Poverty and Development have Several Dimensions

The HD approach framework, while underscoring the shortcomings of income and basic needs approaches, brings out a multidimensional picture of poverty as well as of development. Most importantly, it goes beyond monetary and consumption based assessment of poverty and focuses on participation and empowerment – in order to eliminate exclusion and marginalization of the poor and to give them the opportunities to be heard and freedom of choices. It also goes beyond physical conditions or possessions to institutional and political elements. Most importantly, the poor are not seen as patients diagnosed with a disease called poverty; they are seen as active agents of change in their own lives.

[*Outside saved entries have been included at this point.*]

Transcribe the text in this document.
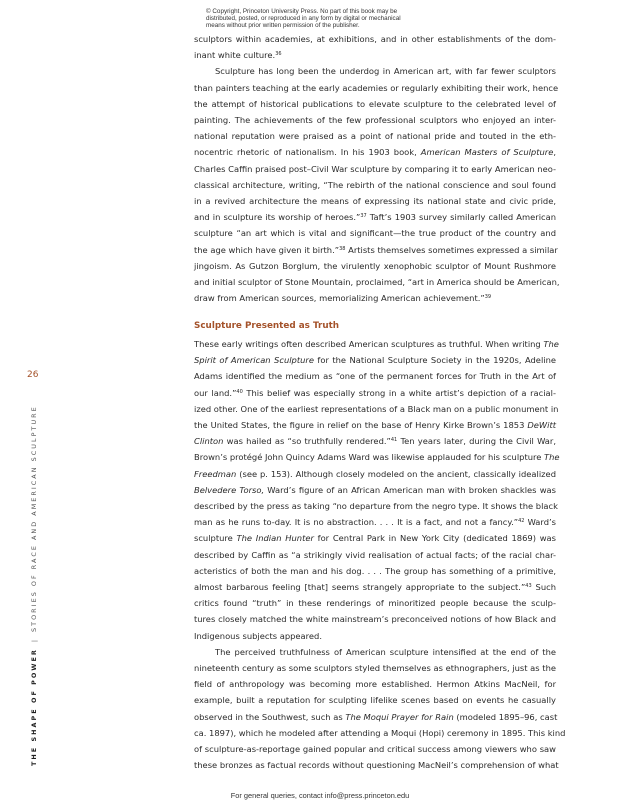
© Copyright, Princeton University Press. No part of this book may be
distributed, posted, or reproduced in any form by digital or mechanical
means without prior written permission of the publisher.

sculptors within academies, at exhibitions, and in other establishments of the dom-
inant white culture.$^{36}$

Sculpture has long been the underdog in American art, with far fewer sculptors
than painters teaching at the early academies or regularly exhibiting their work, hence
the attempt of historical publications to elevate sculpture to the celebrated level of
painting. The achievements of the few professional sculptors who enjoyed an inter-
national reputation were praised as a point of national pride and touted in the eth-
nocentric rhetoric of nationalism. In his 1903 book, American Masters of Sculpture,
Charles Caffin praised post–Civil War sculpture by comparing it to early American neo-
classical architecture, writing, “The rebirth of the national conscience and soul found
in a revived architecture the means of expressing its national state and civic pride,
and in sculpture its worship of heroes.”$^{37}$ Taft’s 1903 survey similarly called American
sculpture “an art which is vital and significant—the true product of the country and
the age which have given it birth.”$^{38}$ Artists themselves sometimes expressed a similar
jingoism. As Gutzon Borglum, the virulently xenophobic sculptor of Mount Rushmore
and initial sculptor of Stone Mountain, proclaimed, “art in America should be American,
draw from American sources, memorializing American achievement.”$^{39}$

Sculpture Presented as Truth

These early writings often described American sculptures as truthful. When writing The
Spirit of American Sculpture for the National Sculpture Society in the 1920s, Adeline
Adams identified the medium as “one of the permanent forces for Truth in the Art of
our land.”$^{40}$ This belief was especially strong in a white artist’s depiction of a racial-
ized other. One of the earliest representations of a Black man on a public monument in
the United States, the figure in relief on the base of Henry Kirke Brown’s 1853 DeWitt
Clinton was hailed as “so truthfully rendered.”$^{41}$ Ten years later, during the Civil War,
Brown’s protégé John Quincy Adams Ward was likewise applauded for his sculpture The
Freedman (see p. 153). Although closely modeled on the ancient, classically idealized
Belvedere Torso, Ward’s figure of an African American man with broken shackles was
described by the press as taking “no departure from the negro type. It shows the black
man as he runs to-day. It is no abstraction. . . . It is a fact, and not a fancy.”$^{42}$ Ward’s
sculpture The Indian Hunter for Central Park in New York City (dedicated 1869) was
described by Caffin as “a strikingly vivid realisation of actual facts; of the racial char-
acteristics of both the man and his dog. . . . The group has something of a primitive,
almost barbarous feeling [that] seems strangely appropriate to the subject.”$^{43}$ Such
critics found “truth” in these renderings of minoritized people because the sculp-
tures closely matched the white mainstream’s preconceived notions of how Black and
Indigenous subjects appeared.

The perceived truthfulness of American sculpture intensified at the end of the
nineteenth century as some sculptors styled themselves as ethnographers, just as the
field of anthropology was becoming more established. Hermon Atkins MacNeil, for
example, built a reputation for sculpting lifelike scenes based on events he casually
observed in the Southwest, such as The Moqui Prayer for Rain (modeled 1895–96, cast
ca. 1897), which he modeled after attending a Moqui (Hopi) ceremony in 1895. This kind
of sculpture-as-reportage gained popular and critical success among viewers who saw
these bronzes as factual records without questioning MacNeil’s comprehension of what

26
THE SHAPE OF POWER|STORIES OF RACE AND AMERICAN SCULPTURE
For general queries, contact info@press.princeton.edu
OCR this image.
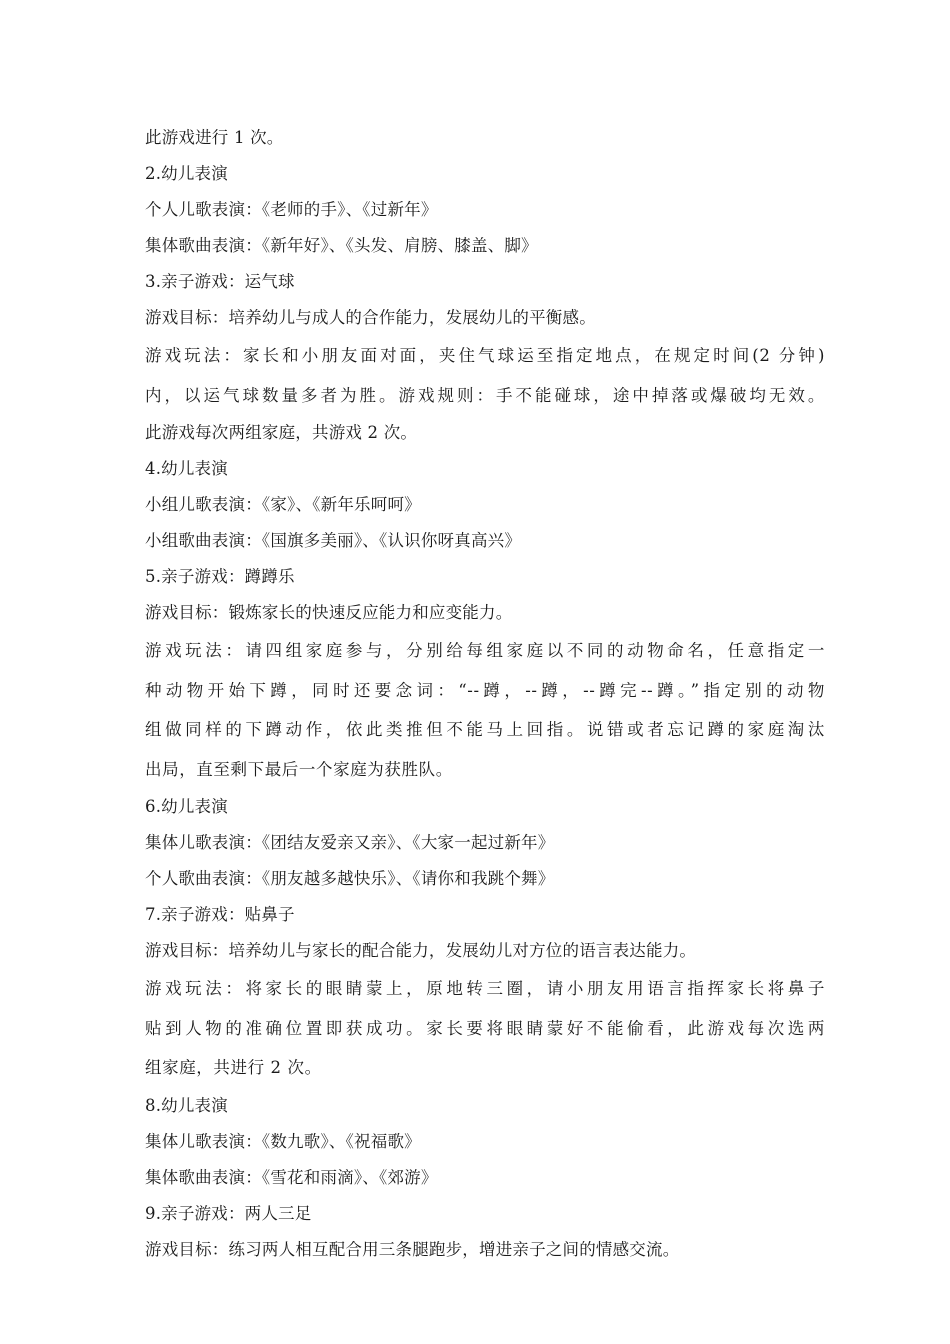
此游戏进行 1 次。
2.幼儿表演
个人儿歌表演：《老师的手》、《过新年》
集体歌曲表演：《新年好》、《头发、肩膀、膝盖、脚》
3.亲子游戏：运气球
游戏目标：培养幼儿与成人的合作能力，发展幼儿的平衡感。
游戏玩法：家长和小朋友面对面，夹住气球运至指定地点，在规定时间(2 分钟)
内，以运气球数量多者为胜。游戏规则：手不能碰球，途中掉落或爆破均无效。
此游戏每次两组家庭，共游戏 2 次。
4.幼儿表演
小组儿歌表演：《家》、《新年乐呵呵》
小组歌曲表演：《国旗多美丽》、《认识你呀真高兴》
5.亲子游戏：蹲蹲乐
游戏目标：锻炼家长的快速反应能力和应变能力。
游戏玩法：请四组家庭参与，分别给每组家庭以不同的动物命名，任意指定一
种动物开始下蹲，同时还要念词：“--蹲，--蹲，--蹲完--蹲。”指定别的动物
组做同样的下蹲动作，依此类推但不能马上回指。说错或者忘记蹲的家庭淘汰
出局，直至剩下最后一个家庭为获胜队。
6.幼儿表演
集体儿歌表演：《团结友爱亲又亲》、《大家一起过新年》
个人歌曲表演：《朋友越多越快乐》、《请你和我跳个舞》
7.亲子游戏：贴鼻子
游戏目标：培养幼儿与家长的配合能力，发展幼儿对方位的语言表达能力。
游戏玩法：将家长的眼睛蒙上，原地转三圈，请小朋友用语言指挥家长将鼻子
贴到人物的准确位置即获成功。家长要将眼睛蒙好不能偷看，此游戏每次选两
组家庭，共进行 2 次。
8.幼儿表演
集体儿歌表演：《数九歌》、《祝福歌》
集体歌曲表演：《雪花和雨滴》、《郊游》
9.亲子游戏：两人三足
游戏目标：练习两人相互配合用三条腿跑步，增进亲子之间的情感交流。
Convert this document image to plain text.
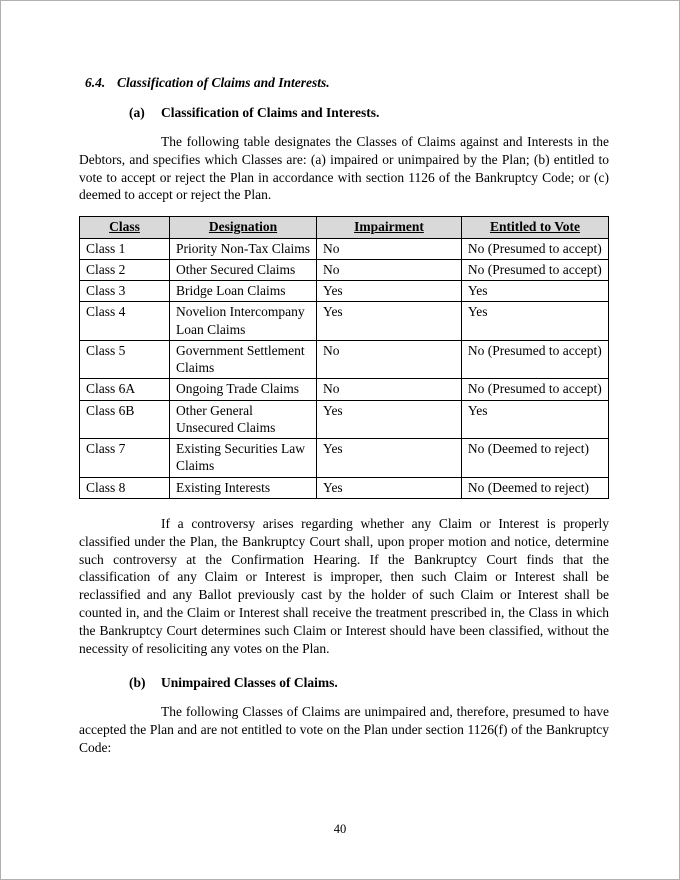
6.4. Classification of Claims and Interests.
(a) Classification of Claims and Interests.

The following table designates the Classes of Claims against and Interests in the Debtors, and specifies which Classes are: (a) impaired or unimpaired by the Plan; (b) entitled to vote to accept or reject the Plan in accordance with section 1126 of the Bankruptcy Code; or (c) deemed to accept or reject the Plan.

Class	Designation	Impairment	Entitled to Vote
Class 1	Priority Non-Tax Claims	No	No (Presumed to accept)
Class 2	Other Secured Claims	No	No (Presumed to accept)
Class 3	Bridge Loan Claims	Yes	Yes
Class 4	Novelion Intercompany Loan Claims	Yes	Yes
Class 5	Government Settlement Claims	No	No (Presumed to accept)
Class 6A	Ongoing Trade Claims	No	No (Presumed to accept)
Class 6B	Other General Unsecured Claims	Yes	Yes
Class 7	Existing Securities Law Claims	Yes	No (Deemed to reject)
Class 8	Existing Interests	Yes	No (Deemed to reject)

If a controversy arises regarding whether any Claim or Interest is properly classified under the Plan, the Bankruptcy Court shall, upon proper motion and notice, determine such controversy at the Confirmation Hearing. If the Bankruptcy Court finds that the classification of any Claim or Interest is improper, then such Claim or Interest shall be reclassified and any Ballot previously cast by the holder of such Claim or Interest shall be counted in, and the Claim or Interest shall receive the treatment prescribed in, the Class in which the Bankruptcy Court determines such Claim or Interest should have been classified, without the necessity of resoliciting any votes on the Plan.

(b) Unimpaired Classes of Claims.

The following Classes of Claims are unimpaired and, therefore, presumed to have accepted the Plan and are not entitled to vote on the Plan under section 1126(f) of the Bankruptcy Code:

40
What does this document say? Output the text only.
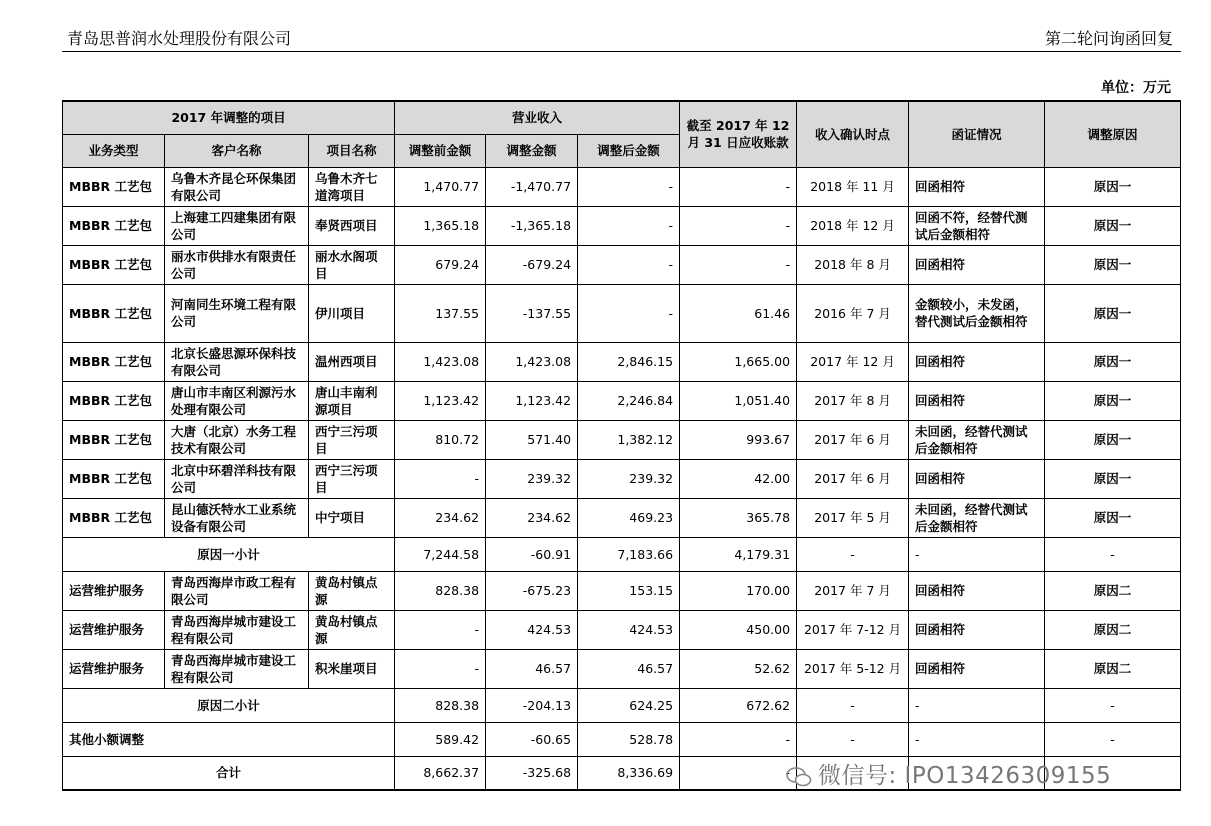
青岛思普润水处理股份有限公司	第二轮问询函回复
单位：万元
2017 年调整的项目			营业收入			截至 2017 年 12 月 31 日应收账款	收入确认时点	函证情况	调整原因
业务类型	客户名称	项目名称	调整前金额	调整金额	调整后金额				
MBBR 工艺包	乌鲁木齐昆仑环保集团有限公司	乌鲁木齐七道湾项目	1,470.77	-1,470.77	-	-	2018 年 11 月	回函相符	原因一
MBBR 工艺包	上海建工四建集团有限公司	奉贤西项目	1,365.18	-1,365.18	-	-	2018 年 12 月	回函不符，经替代测试后金额相符	原因一
MBBR 工艺包	丽水市供排水有限责任公司	丽水水阁项目	679.24	-679.24	-	-	2018 年 8 月	回函相符	原因一
MBBR 工艺包	河南同生环境工程有限公司	伊川项目	137.55	-137.55	-	61.46	2016 年 7 月	金额较小，未发函，替代测试后金额相符	原因一
MBBR 工艺包	北京长盛思源环保科技有限公司	温州西项目	1,423.08	1,423.08	2,846.15	1,665.00	2017 年 12 月	回函相符	原因一
MBBR 工艺包	唐山市丰南区利源污水处理有限公司	唐山丰南利源项目	1,123.42	1,123.42	2,246.84	1,051.40	2017 年 8 月	回函相符	原因一
MBBR 工艺包	大唐（北京）水务工程技术有限公司	西宁三污项目	810.72	571.40	1,382.12	993.67	2017 年 6 月	未回函，经替代测试后金额相符	原因一
MBBR 工艺包	北京中环碧洋科技有限公司	西宁三污项目	-	239.32	239.32	42.00	2017 年 6 月	回函相符	原因一
MBBR 工艺包	昆山德沃特水工业系统设备有限公司	中宁项目	234.62	234.62	469.23	365.78	2017 年 5 月	未回函，经替代测试后金额相符	原因一
原因一小计			7,244.58	-60.91	7,183.66	4,179.31	-	-	-
运营维护服务	青岛西海岸市政工程有限公司	黄岛村镇点源	828.38	-675.23	153.15	170.00	2017 年 7 月	回函相符	原因二
运营维护服务	青岛西海岸城市建设工程有限公司	黄岛村镇点源	-	424.53	424.53	450.00	2017 年 7-12 月	回函相符	原因二
运营维护服务	青岛西海岸城市建设工程有限公司	积米崖项目	-	46.57	46.57	52.62	2017 年 5-12 月	回函相符	原因二
原因二小计			828.38	-204.13	624.25	672.62	-	-	-
其他小额调整			589.42	-60.65	528.78	-	-	-	-
合计			8,662.37	-325.68	8,336.69	-				微信号: IPO13426309155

The very idea of the HDI also gave rise to other indexes: gender related development index, gender empowerment measure, human poverty index which in 2010 gave way to an elaborate multidimensional poverty index.

Conclusion

Although the idea of people development has been around since Aristotle, the efforts to introduce the human development approach should be seen as a course correction so that people become the focus of development – through expansion of their freedom and capabilities. It provides a blueprint for enriching human life – as opposed to enriching economy – of the current generation without jeopardizing the well-being of the future generation through advancing inclusiveness, fairness and justice in the world.

The HDI may tell us a little more about the human quality of life than does the GDP, but assessing the quality of life is a much more complex exercise than what can be captured through only one number. Nor can it be left to the experts and their math skills. But it certainly makes sense to say that people should be the end of development, not economy which is just a mean, at best an important mean.